Beefy Boxes and Bandwidth Generously Provided by pair Networks
Perl: the Markov chain saw
 
PerlMonks  

Re^5: How to split file for threading?

by graff (Chancellor)
on Jul 05, 2015 at 22:36 UTC ( [id://1133295]=note: print w/replies, xml ) Need Help??


in reply to Re^4: How to split file for threading?
in thread How to split file for threading?

The layout, and the patience needed to render it via the keyboard, are impressive, but I presume that the numeric values came from a reasonably well-built benchmarking script, and if you could share (at least an outline of) that, it would be very helpful (... I think ... because, given my current ignorance about a multi-core environment, I assume that different conditions may yield different points at which adding more threads degrades performance).

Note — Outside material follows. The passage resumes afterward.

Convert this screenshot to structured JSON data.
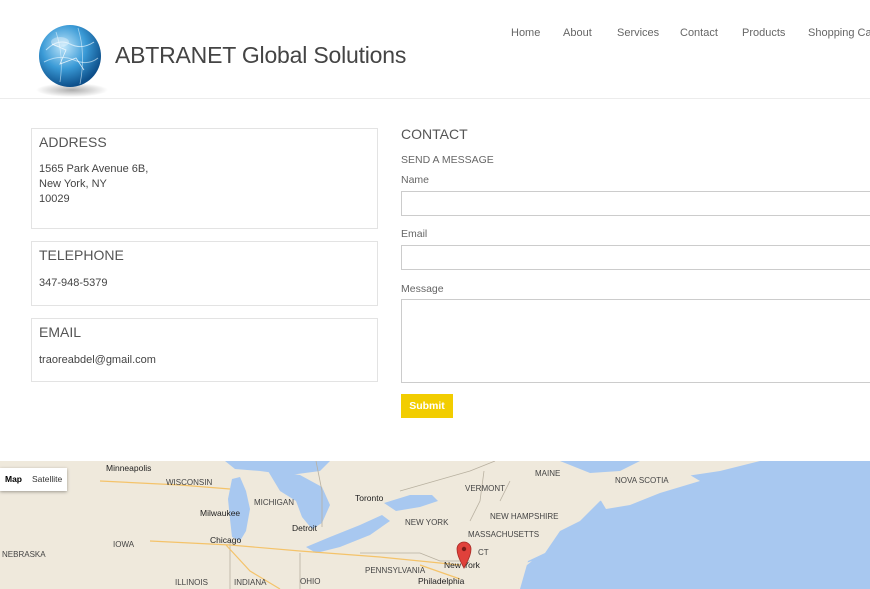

As for writing a program to produce that sort of chart (two data sets with distinct y-axes but a common x-axis), I expect that's already been done at least a few times (and I suppose most people would just load the data into MS-Excel to draw it in any number of different styles).

UPDATE: Sorry... I see that you put some command lines above the chart, along with their numeric outputs, and I just now took the time to relate those outputs to the chart. So, just to clarify (because my brain isn't working all that well today)... are those command lines just running (a slightly modified version of) the OP script? Thanks.

Replies are listed 'Best First'.
Re^6: How to split file for threading?
by BrowserUk (Patriarch) on Jul 05, 2015 at 22:45 UTC

    Oh yes. The code is essentially identical to that I posted in Re^3: How to split file for threading?, with a little additional timing code.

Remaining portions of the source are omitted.